Note You need to log in before you can comment on or make changes to this bug.
Description Andrew Pinski 2024-02-12 02:13:41 UTC
Take:
```
void f(short *a, float *b)
{
        a[0] = b[0];
        a[1] = b[1];
        a[2] = b[2];
        a[3] = b[3];
}

void f1(float *a, short *b)
{
        a[0] = b[0];
        a[1] = b[1];
        a[2] = b[2];
        a[3] = b[3];
}
```
GCC can SLP f1 (which does V4SF->V4HI) but not f1.
LLVM can though:
```
f:
        ldr     q0, [x1]
        fcvtzs  v0.4s, v0.4s
        xtn     v0.4h, v0.4s
        str     d0, [x0]
        ret
```
Comment 1 Richard Biener 2024-02-12 09:06:23 UTC
The vectoizer has some of these tricks but the intermediate conversion allowed is somewhat hard-coded.  I think the C standard says SF -> HI invokes undefined behavior on overflow so the conversion should be valid.

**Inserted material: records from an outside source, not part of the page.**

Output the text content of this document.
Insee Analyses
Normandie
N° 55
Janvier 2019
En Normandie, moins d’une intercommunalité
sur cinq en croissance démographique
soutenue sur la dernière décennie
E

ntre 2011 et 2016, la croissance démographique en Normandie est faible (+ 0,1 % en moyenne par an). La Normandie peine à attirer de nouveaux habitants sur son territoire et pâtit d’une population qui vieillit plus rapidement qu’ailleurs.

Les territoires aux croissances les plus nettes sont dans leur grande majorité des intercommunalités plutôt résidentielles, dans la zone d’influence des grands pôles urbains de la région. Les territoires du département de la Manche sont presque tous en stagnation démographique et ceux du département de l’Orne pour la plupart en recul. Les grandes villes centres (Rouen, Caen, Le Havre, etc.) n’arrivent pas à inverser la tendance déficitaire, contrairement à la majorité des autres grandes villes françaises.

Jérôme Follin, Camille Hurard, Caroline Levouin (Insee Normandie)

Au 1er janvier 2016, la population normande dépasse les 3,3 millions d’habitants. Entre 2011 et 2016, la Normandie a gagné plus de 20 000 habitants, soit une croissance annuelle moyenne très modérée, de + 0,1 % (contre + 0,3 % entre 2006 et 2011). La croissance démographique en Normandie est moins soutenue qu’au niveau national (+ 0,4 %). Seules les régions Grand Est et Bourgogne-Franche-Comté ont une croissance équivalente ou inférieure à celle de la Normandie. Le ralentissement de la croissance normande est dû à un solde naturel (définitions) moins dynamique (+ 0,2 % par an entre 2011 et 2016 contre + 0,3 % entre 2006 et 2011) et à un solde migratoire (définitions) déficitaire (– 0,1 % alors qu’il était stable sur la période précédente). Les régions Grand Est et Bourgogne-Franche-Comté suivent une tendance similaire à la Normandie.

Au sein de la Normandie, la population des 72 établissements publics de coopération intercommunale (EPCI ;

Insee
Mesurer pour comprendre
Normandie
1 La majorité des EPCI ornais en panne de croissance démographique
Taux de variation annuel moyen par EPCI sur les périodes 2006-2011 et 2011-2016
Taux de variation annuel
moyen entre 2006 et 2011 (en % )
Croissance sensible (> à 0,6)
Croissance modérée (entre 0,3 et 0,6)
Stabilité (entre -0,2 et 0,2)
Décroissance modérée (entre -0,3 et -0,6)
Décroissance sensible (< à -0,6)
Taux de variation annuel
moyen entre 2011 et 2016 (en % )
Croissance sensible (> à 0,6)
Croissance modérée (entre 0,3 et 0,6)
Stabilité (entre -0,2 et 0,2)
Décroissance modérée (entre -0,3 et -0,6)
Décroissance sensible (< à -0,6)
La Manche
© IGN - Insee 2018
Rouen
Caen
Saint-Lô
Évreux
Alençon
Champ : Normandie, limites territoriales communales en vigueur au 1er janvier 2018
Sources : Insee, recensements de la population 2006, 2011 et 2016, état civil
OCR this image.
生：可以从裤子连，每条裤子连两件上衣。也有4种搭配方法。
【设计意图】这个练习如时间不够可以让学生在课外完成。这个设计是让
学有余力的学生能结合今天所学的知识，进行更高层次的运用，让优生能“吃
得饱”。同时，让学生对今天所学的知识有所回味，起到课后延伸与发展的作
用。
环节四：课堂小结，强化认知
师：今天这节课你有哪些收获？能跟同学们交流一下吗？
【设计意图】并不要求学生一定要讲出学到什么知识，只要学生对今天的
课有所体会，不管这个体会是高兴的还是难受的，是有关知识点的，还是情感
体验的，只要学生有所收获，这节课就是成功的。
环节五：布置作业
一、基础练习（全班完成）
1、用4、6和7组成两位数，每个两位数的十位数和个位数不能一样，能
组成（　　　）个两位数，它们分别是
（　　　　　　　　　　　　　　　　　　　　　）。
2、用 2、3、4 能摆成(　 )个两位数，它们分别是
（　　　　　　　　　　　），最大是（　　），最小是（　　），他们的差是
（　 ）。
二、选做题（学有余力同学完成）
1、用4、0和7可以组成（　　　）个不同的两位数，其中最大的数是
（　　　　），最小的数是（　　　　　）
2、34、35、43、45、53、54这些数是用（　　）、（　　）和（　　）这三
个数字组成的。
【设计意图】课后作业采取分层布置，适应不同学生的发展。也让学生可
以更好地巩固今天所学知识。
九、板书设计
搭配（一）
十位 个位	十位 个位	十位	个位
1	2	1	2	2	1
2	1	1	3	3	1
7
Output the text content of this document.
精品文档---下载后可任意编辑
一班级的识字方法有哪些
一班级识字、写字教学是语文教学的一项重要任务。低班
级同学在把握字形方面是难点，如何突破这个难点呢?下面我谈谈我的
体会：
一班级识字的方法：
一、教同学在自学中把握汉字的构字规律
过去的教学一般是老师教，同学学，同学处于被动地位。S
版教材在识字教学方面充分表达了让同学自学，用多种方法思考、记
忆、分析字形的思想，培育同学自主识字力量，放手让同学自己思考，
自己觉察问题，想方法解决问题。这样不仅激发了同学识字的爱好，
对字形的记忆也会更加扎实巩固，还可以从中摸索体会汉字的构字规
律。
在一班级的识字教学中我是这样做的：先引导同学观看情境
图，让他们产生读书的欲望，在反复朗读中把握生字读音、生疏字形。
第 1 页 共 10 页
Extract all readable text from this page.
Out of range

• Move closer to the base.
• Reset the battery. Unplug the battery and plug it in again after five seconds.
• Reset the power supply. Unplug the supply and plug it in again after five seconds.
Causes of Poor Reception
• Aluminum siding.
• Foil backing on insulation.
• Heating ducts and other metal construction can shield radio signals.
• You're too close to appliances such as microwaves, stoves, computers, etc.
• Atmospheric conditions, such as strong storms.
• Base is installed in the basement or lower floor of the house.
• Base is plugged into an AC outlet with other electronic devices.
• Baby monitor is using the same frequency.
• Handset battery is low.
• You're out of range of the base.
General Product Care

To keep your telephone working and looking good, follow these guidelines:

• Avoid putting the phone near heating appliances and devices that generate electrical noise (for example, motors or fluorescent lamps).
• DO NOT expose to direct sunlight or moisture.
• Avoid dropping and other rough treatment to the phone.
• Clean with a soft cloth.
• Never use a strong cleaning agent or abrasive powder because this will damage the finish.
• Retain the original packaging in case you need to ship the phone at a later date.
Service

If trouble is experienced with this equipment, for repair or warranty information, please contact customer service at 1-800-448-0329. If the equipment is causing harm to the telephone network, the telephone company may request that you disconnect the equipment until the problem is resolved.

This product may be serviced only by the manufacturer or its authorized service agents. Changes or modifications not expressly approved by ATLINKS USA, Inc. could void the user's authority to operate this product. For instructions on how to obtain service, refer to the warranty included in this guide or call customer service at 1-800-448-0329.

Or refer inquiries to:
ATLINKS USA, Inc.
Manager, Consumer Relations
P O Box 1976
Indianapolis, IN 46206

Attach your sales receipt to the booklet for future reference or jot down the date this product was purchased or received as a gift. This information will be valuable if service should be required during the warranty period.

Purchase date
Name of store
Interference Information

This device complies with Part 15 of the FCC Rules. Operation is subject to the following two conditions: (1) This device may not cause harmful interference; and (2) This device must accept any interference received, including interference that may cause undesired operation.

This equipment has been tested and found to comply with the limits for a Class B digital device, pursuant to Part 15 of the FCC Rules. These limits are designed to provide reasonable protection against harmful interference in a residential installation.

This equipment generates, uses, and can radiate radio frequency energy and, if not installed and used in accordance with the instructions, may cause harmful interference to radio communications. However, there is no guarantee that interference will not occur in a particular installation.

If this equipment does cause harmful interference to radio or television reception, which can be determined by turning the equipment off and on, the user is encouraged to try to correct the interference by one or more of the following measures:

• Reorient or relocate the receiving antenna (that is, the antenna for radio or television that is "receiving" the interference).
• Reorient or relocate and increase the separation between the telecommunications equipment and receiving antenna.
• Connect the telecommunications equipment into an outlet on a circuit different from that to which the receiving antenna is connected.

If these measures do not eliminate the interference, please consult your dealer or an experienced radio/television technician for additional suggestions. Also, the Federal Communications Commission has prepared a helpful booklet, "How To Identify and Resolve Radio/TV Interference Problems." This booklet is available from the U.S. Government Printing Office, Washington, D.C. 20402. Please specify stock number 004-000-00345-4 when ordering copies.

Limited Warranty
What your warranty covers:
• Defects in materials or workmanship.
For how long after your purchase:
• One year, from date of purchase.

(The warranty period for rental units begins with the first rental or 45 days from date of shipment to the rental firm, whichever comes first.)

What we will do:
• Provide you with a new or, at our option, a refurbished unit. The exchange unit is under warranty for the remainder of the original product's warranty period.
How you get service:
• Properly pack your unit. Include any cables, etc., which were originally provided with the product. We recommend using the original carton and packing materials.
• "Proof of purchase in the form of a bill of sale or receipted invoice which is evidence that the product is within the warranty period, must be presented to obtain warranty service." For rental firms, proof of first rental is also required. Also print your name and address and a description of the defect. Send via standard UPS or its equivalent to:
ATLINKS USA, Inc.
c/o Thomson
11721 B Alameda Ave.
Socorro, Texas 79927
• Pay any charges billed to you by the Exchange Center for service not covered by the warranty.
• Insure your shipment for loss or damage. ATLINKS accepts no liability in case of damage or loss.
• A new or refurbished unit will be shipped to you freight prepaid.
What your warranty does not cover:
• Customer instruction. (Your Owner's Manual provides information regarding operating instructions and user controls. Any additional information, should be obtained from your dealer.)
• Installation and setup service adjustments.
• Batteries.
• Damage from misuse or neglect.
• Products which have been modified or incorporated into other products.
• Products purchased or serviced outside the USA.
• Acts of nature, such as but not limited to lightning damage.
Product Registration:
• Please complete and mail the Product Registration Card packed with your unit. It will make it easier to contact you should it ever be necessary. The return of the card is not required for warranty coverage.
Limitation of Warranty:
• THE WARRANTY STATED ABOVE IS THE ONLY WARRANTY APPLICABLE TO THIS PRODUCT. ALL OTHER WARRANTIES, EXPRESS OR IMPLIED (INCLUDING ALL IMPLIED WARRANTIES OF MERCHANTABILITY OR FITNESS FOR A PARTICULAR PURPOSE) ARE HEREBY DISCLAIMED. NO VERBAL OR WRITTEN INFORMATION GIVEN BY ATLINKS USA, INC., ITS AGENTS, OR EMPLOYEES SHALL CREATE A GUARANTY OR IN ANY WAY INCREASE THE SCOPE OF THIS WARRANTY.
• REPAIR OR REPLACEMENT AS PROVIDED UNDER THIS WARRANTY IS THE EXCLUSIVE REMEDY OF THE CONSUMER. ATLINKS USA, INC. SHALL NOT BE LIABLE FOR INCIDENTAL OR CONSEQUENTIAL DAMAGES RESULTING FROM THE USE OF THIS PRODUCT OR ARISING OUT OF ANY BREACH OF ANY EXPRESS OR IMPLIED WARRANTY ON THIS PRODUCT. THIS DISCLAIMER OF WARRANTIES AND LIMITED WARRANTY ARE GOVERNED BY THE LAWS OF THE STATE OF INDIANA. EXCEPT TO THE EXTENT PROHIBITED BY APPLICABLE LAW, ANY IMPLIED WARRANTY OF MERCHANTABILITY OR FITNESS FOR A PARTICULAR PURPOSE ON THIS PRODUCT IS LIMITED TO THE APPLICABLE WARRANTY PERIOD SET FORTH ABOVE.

Comment 2 Andrew Pinski 2024-05-11 22:51:49 UTC
I have someone working on this,
Comment 3 Pengxuan Zheng 2024-06-26 16:55:56 UTC
In fact, GCC is able to vectorize through intermediate conversions if we pass -fno-trapping-math. There's a bug (PR54192) open discussing if the flag should be set by default.